6. The method of claim 5, wherein in step 3, the prediction method in the inter-frame prediction method based on tile partition is detailed as follows:

the prediction algorithm processing process comprises the following steps: inputting feature vectors of two groups of tiles into a prediction algorithm, wherein the first real frame is a reference frame, the feature vectors of the tiles in the reference frame are S1 ═ (S1_ liang, S1_ se), the luminance component in the feature vector S1 is S1_ liang, the color component in the feature vector S1 is S1_ se, and the second real frame is a current frame, and the current frame is a picture in the current frameThe feature vector of the block is S2 ═ S2_ liang, S2_ se, the luminance component in the feature vector S2 is S2_ liang, and the color component in the feature vector S2 is S2_ se, then the change vector S of two frames before and after the video is S2-S1, the change vector S is applied to the feature vector of the tile in the current frame is S2, the feature vector S3 of the tile of the first predicted frame after the second real frame in the step 3 is obtained, the first predicted frame after the second real frame in the two real frames is the frame to be predicted, the feature vector S3 of the block to be predicted is obtained, the feature vector S3 is used as the luminance and color data of the whole block to generate a whole new block, and all n new blocks are sequentially generated²Obtaining a whole new image after each image block;

7. The method of claim 5, wherein the numerical operation is an average operation, a median operation, a mode operation, or the like.

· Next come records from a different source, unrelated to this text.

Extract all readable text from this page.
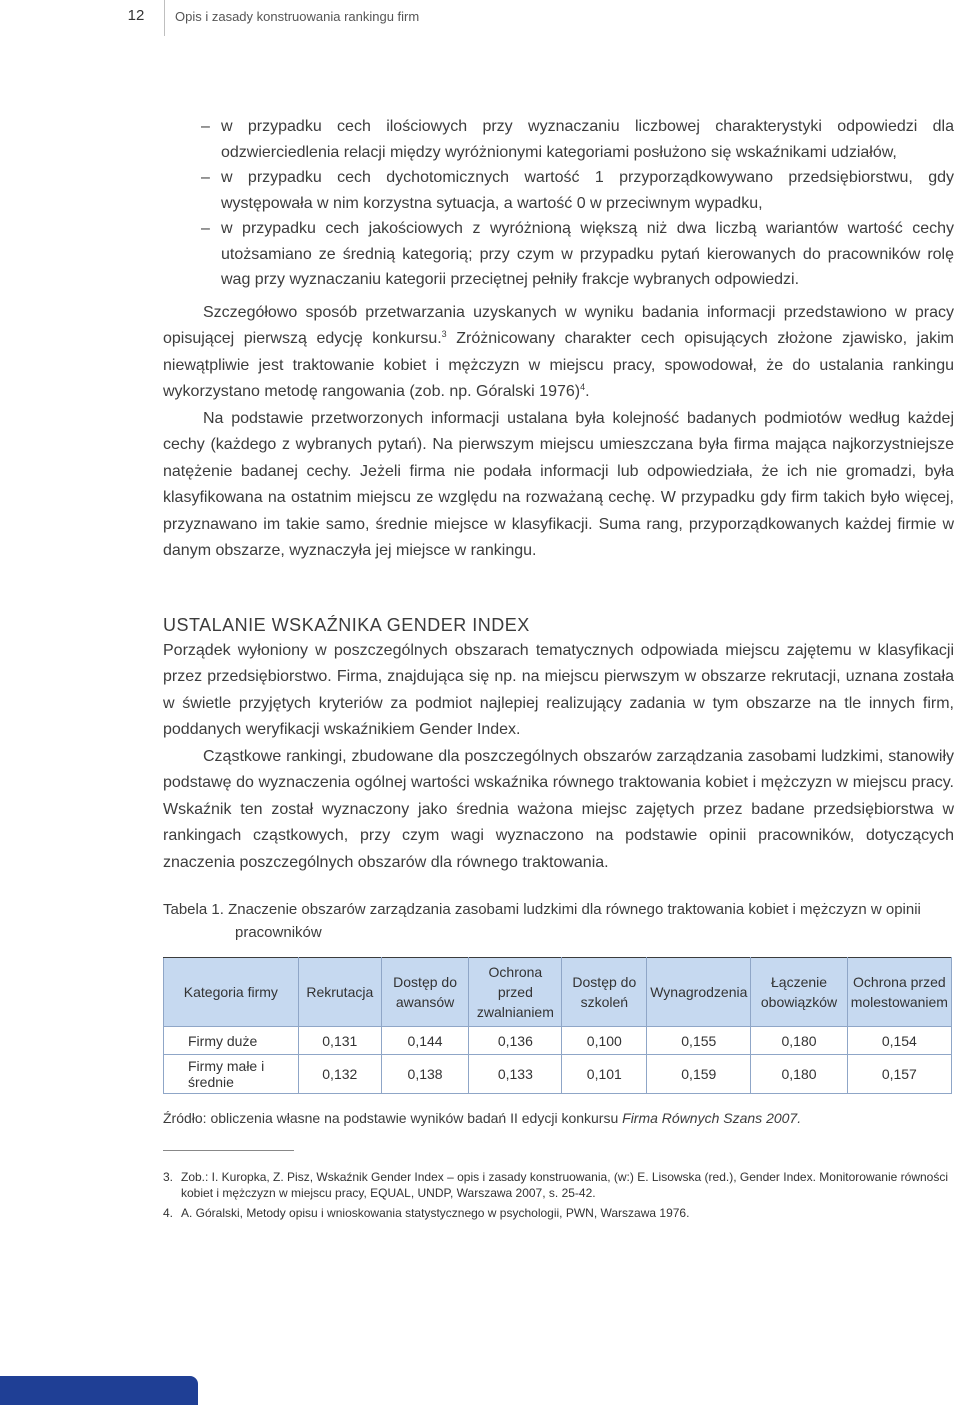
12	Opis i zasady konstruowania rankingu firm
– w przypadku cech ilościowych przy wyznaczaniu liczbowej charakterystyki odpowiedzi dla odzwierciedlenia relacji między wyróżnionymi kategoriami posłużono się wskaźnikami udziałów,
– w przypadku cech dychotomicznych wartość 1 przyporządkowywano przedsiębiorstwu, gdy występowała w nim korzystna sytuacja, a wartość 0 w przeciwnym wypadku,
– w przypadku cech jakościowych z wyróżnioną większą niż dwa liczbą wariantów wartość cechy utożsamiano ze średnią kategorią; przy czym w przypadku pytań kierowanych do pracowników rolę wag przy wyznaczaniu kategorii przeciętnej pełniły frakcje wybranych odpowiedzi.

Szczegółowo sposób przetwarzania uzyskanych w wyniku badania informacji przedstawiono w pracy opisującej pierwszą edycję konkursu.$^3$ Zróżnicowany charakter cech opisujących złożone zjawisko, jakim niewątpliwie jest traktowanie kobiet i mężczyzn w miejscu pracy, spowodował, że do ustalania rankingu wykorzystano metodę rangowania (zob. np. Góralski 1976)$^4$.

Na podstawie przetworzonych informacji ustalana była kolejność badanych podmiotów według każdej cechy (każdego z wybranych pytań). Na pierwszym miejscu umieszczana była firma mająca najkorzystniejsze natężenie badanej cechy. Jeżeli firma nie podała informacji lub odpowiedziała, że ich nie gromadzi, była klasyfikowana na ostatnim miejscu ze względu na rozważaną cechę. W przypadku gdy firm takich było więcej, przyznawano im takie samo, średnie miejsce w klasyfikacji. Suma rang, przyporządkowanych każdej firmie w danym obszarze, wyznaczyła jej miejsce w rankingu.

USTALANIE WSKAŹNIKA GENDER INDEX

Porządek wyłoniony w poszczególnych obszarach tematycznych odpowiada miejscu zajętemu w klasyfikacji przez przedsiębiorstwo. Firma, znajdująca się np. na miejscu pierwszym w obszarze rekrutacji, uznana została w świetle przyjętych kryteriów za podmiot najlepiej realizujący zadania w tym obszarze na tle innych firm, poddanych weryfikacji wskaźnikiem Gender Index.

Cząstkowe rankingi, zbudowane dla poszczególnych obszarów zarządzania zasobami ludzkimi, stanowiły podstawę do wyznaczenia ogólnej wartości wskaźnika równego traktowania kobiet i mężczyzn w miejscu pracy. Wskaźnik ten został wyznaczony jako średnia ważona miejsc zajętych przez badane przedsiębiorstwa w rankingach cząstkowych, przy czym wagi wyznaczono na podstawie opinii pracowników, dotyczących znaczenia poszczególnych obszarów dla równego traktowania.

Tabela 1. Znaczenie obszarów zarządzania zasobami ludzkimi dla równego traktowania kobiet i mężczyzn w opinii pracowników
Kategoria firmy	Rekrutacja	Dostęp do awansów	Ochrona przed zwalnianiem	Dostęp do szkoleń	Wynagrodzenia	Łączenie obowiązków	Ochrona przed molestowaniem
Firmy duże	0,131	0,144	0,136	0,100	0,155	0,180	0,154
Firmy małe i średnie	0,132	0,138	0,133	0,101	0,159	0,180	0,157
Źródło: obliczenia własne na podstawie wyników badań II edycji konkursu Firma Równych Szans 2007.
3. Zob.: I. Kuropka, Z. Pisz, Wskaźnik Gender Index – opis i zasady konstruowania, (w:) E. Lisowska (red.), Gender Index. Monitorowanie równości kobiet i mężczyzn w miejscu pracy, EQUAL, UNDP, Warszawa 2007, s. 25-42.
4. A. Góralski, Metody opisu i wnioskowania statystycznego w psychologii, PWN, Warszawa 1976.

8. The system for realizing the method for predicting the displacement frame as claimed in claim 5, wherein the system comprises a scan counting module, a positioning module, a predicted frame generating module, a channel switching module and an output channel, the scan counting module scans and numbers the dynamic video into a plurality of real frames and then sends the real frames to the positioning module, the positioning module processes and stores image data and then outputs the image data to the predicted frame generating module, the data processing from the positioning module to the predicted frame generating module is that single-channel video source data is input and image segmentation is carried out by the positioning module and then feature vectors of image blocks are extracted, the predicted frame generating module processes the feature vectors extracted by the positioning module based on a prediction algorithm and then generates and numbers a plurality of predicted frames, the channel switching module carries out time slot switching on the plurality of predicted frames to two channels and inserts the predicted frames into corresponding time slots, the channel switching module allocates odd-numbered real frames to a channel A, and the channel switching module allocates even-numbered real frames to a channel B.

9. The system of claim 8, further comprising a left-eye video output channel and a right-eye video output channel, and further comprising two cases, case 1: the channel A is connected to the left eye video output channel, and the channel B is connected to the right eye video output channel; case 2: and the channel A is connected with the right eye video output channel, and the channel B is connected with the left eye video output channel.